The Swearies

With The Emmys coming up, it's time to pass out some awards in a category the TV academy doesn't see fit to award: The best and worst swearing in summer television series.

This year's winner: The Thick Of It, which aired early this summer on BBC America. For those who missed it, TTOI is very, very British, covering the ups and downs of a middle-aged, minor-league government minister and his staff of bureaucrats and go-getters. And it's profanity-laced in the best way, reflecting the way high-powered people under extreme stress toss around foul language as a way of making themselves feel like they're on top of the situation–and because they can't think of anything else to say. Much of the sixth and final episode (on BBC-A, anyway) revolves around the hero calling someone a "cunt" in an e-mail, which prompts one of his staff to say, "I would never use that word, not until society gets more comfortable with the idea of the female … twat."

Runner-up: Hell's Kitchen. Or really any reality show. So much of reality TV is pitched as good family television, but though all the bad words are bleeped out, a lot of these shows are still pretty much wall-to-wall obscenity. Hell's Kitchen, with Gordon Ramsay calling every contestant a "fucking donkey" at least once, is an exemplar or reality TV profanity. (The show is also very smoke-y. Has anyone else noticed that reality TV is the last place on the dial where it's okay to show the stars lighting up?)

Legacy award: Deadwood. I mean, c'mon. This show would get the award every year if we didn't retire it to the TV Profanity Hall Of Fame. It makes swearing an integral part of the poetry of the dialogue, and the nature of the characters. In the very first episode, when Al tells his customers, "Pussy's half-off, next ten minutes," it tells us all we need to know about how he feels about his employees and his job.

Dishonrable mention: Lucky Louie, which I had the chance to catch one episode of while on vacation. Leaving aside the overall shittiness of the show, the fact that the profanity is so awkwardly shoehorned-in says a lot about how movie and TV writers fundamentally misunderstand the ways we cuss. Louis C.K. has boasted that Lucky Louie is an attempt to make a traditional sitcom about marriage and sex in which people "talk the way people really talk." But I'm not buying it. When C.K, was on The Daily Show to promote his new series, he did an extended riff on why his young daughter is "an asshole" that sounded every bit like a comedian on a good roll, cracking another comedian up. But that same kind of material doesn't translate as well when it's supposed to be dialogue, and too much of Lucky Louie has unskilled actors trying to give a natural reading to awkward lines like, "So I was fucking my wife and I couldn't make her come."

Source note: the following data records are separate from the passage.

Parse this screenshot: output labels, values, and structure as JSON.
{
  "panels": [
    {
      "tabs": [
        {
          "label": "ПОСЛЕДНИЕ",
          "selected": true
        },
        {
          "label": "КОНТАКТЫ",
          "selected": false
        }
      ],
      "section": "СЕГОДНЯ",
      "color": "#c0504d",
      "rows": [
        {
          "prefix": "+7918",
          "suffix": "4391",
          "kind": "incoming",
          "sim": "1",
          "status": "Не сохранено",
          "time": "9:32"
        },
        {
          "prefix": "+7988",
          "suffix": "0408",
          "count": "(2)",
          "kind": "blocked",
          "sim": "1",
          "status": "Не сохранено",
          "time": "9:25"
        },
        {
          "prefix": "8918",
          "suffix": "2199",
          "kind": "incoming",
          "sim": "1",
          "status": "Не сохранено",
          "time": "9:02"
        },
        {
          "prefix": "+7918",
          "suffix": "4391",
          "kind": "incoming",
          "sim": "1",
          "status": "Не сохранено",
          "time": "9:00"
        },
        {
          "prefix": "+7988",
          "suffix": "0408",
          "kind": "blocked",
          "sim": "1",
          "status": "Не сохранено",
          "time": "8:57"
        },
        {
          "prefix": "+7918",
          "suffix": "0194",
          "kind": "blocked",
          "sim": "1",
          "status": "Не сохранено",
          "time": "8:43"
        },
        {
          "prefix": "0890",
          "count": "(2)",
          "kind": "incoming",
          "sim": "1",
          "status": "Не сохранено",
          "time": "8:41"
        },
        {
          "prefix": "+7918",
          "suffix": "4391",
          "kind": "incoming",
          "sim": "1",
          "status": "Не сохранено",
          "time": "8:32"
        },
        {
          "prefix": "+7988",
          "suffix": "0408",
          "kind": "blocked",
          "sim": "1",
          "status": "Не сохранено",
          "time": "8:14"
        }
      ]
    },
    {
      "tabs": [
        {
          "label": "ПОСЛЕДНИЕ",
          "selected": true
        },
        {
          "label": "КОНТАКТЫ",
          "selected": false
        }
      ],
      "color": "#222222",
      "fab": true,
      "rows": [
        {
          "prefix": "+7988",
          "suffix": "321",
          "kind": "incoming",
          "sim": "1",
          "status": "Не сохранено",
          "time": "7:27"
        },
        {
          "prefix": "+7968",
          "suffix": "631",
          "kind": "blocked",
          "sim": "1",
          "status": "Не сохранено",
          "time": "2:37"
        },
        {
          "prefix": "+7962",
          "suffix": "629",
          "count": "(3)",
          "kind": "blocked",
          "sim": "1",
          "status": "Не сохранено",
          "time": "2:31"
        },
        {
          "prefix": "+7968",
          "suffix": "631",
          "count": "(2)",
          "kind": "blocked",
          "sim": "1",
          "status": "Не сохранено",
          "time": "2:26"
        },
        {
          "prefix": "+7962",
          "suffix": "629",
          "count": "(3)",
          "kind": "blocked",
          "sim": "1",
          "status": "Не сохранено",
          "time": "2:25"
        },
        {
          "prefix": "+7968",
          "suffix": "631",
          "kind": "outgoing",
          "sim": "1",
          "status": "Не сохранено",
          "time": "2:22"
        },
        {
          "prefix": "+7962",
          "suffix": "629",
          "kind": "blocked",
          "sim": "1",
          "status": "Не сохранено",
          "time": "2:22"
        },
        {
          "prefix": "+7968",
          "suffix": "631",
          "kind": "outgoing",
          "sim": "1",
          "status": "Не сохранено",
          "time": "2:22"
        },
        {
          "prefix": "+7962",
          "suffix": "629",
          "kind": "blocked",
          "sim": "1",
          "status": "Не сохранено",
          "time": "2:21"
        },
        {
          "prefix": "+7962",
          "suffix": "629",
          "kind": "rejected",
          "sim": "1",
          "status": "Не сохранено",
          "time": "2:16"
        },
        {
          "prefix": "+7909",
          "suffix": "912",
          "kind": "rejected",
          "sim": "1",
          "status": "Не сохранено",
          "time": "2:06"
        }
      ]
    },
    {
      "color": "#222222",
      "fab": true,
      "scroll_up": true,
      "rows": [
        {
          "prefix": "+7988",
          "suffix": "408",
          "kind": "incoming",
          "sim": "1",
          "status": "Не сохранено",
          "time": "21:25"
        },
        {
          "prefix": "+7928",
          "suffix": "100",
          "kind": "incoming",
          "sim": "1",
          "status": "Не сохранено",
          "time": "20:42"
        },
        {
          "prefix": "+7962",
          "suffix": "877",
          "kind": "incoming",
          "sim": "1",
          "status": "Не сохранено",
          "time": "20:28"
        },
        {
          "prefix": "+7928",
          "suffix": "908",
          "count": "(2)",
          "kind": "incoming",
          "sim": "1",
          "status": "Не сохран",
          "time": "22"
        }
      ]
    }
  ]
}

Or maybe it's just that I get uncomfortable when people use swear words literally. It's not that I'm a prude. As my wife will not-so-happily confirm, the soundtrack to our happy home is me, having done something incredibly stupid and/or painful, muttering a string of unforgivable oaths–my favorites being "Ball sack!" and "God fuck!" And I think that's how most people swear. It's either a knee-jerk response to a momentary inconvenience, or an unconscious flavoring of everyday sentences with unnecessarily foul–and essentially meaningless–adjectives and adverbs. When I watch movies where everyday people–not buddies out for a drink or anything–say "fuck" to mean fuck and "shit" to mean shit, I feel like the writer is trying to hard to sound sophisticated and/or earthy. Instead, it sounds like bullshit.